Editions Gallimard – janv. 1999

Collection " L’un et L’autre "

Ce livre est entièrement consacré aux chiens domestiques de gens célèbres, à la façon dont ils ont été ou sont traités, aimés ou détestés, par des écrivains, des chefs d’états, ministres, peintres, etc…

L’auteur a eu un braque allemand Dick dans son enfance et adolescence. Puis Ulysse à Paris. Il s’interroge : " Comment une telle entente peut-elle exister entre deux espèces ? Cela me paraît plus miraculeux, plus précieux que n’importe quelle relation avec des humains. "

Il parle de la difficulté d’être chien. Il cite Rainer Maria Rilke, Flaubert, Romain Gary, Stendhal, Madame Simone, Colette Audry, Kafka, Sartre, Léautaud ; Napoléon, pour qui la mort d’un million d’homme n’était rien mais que la douleur d’un chien avait ému. Hitler aussi avait un chien qu’il aimait.

Borges n’aimait ni les chiens ni les chats. Jacques Brenner a rédigé un " Plaidoyer pour les chiens ". Octave Mirbeau a publié " Dingo " . Il écrit que " les crimes et les mauvaises fréquentations de Dingo réjouissent secrètement son maître. " La cruauté de Robert-Louis Stevenson envers son âne Modestine le révolte. Il raconte l’histoire de Moumou, le chien de Tourgueniev, qui fait verser bien des larmes.

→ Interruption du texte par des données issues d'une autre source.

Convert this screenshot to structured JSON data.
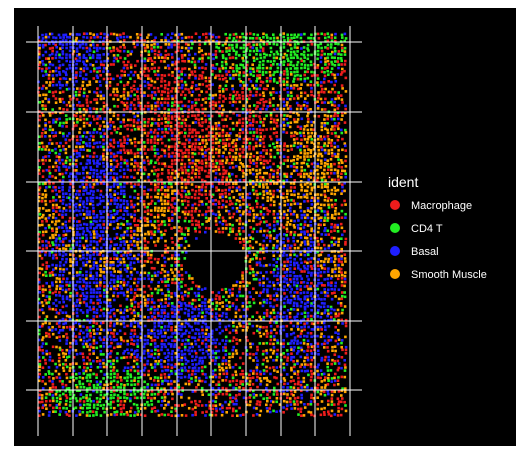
{
  "chart_data": {
    "type": "scatter",
    "title": "",
    "xlabel": "",
    "ylabel": "",
    "background": "#000000",
    "grid": true,
    "grid_color": "#ffffff",
    "x_breaks": 9,
    "y_breaks": 6,
    "legend": {
      "title": "ident",
      "position": "right",
      "title_color": "#ffffff",
      "text_color": "#ffffff",
      "entries": [
        {
          "name": "Macrophage",
          "color": "#ee1c1c"
        },
        {
          "name": "CD4 T",
          "color": "#22ee22"
        },
        {
          "name": "Basal",
          "color": "#1f1fff"
        },
        {
          "name": "Smooth Muscle",
          "color": "#ffa500"
        }
      ]
    },
    "series": [
      {
        "name": "Macrophage",
        "color": "#ee1c1c"
      },
      {
        "name": "CD4 T",
        "color": "#22ee22"
      },
      {
        "name": "Basal",
        "color": "#1f1fff"
      },
      {
        "name": "Smooth Muscle",
        "color": "#ffa500"
      }
    ]
  }
}
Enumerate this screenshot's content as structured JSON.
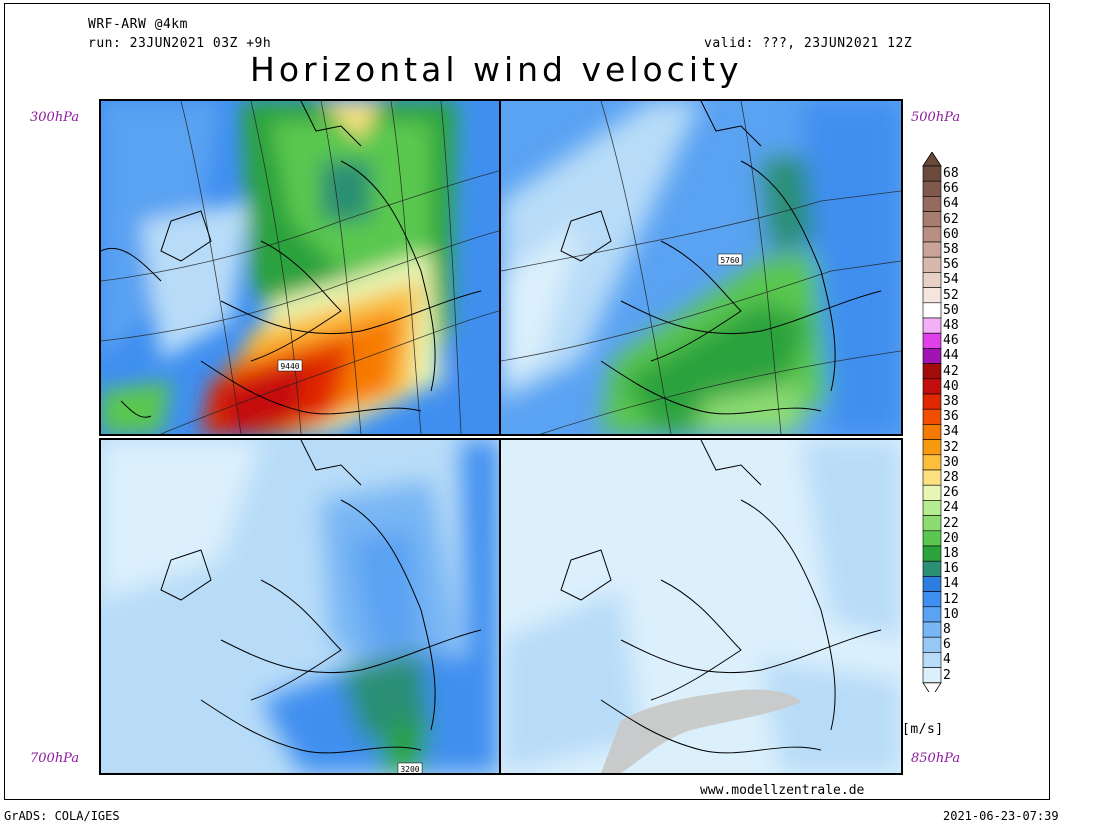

Faulkner chasse, mais dans " Sartoris " il parle des chiens avec amour et humour.

Virginia Woolf, dans " Flush " fait raconter par le cocher la vie l’Elisabeth Barrett-Browning.

Proust a écrit une " Lettre au chien de Reynaldo Hahn ". Schopenhauer n’aimait que les chiens (pas les gens). Mais Picasso, qui n’était pas misanthrope, aimait ses chiens et aussi beaucoup d’autres bêtes qu’il hébergeait. André Gide avait un chien neurasthénique. Quant à Queneau, il fait très souvent allusion aux chiens dans ses œuvres.

L’auteur rend aussi hommage à Jack London, l’écrivain préféré de son enfance.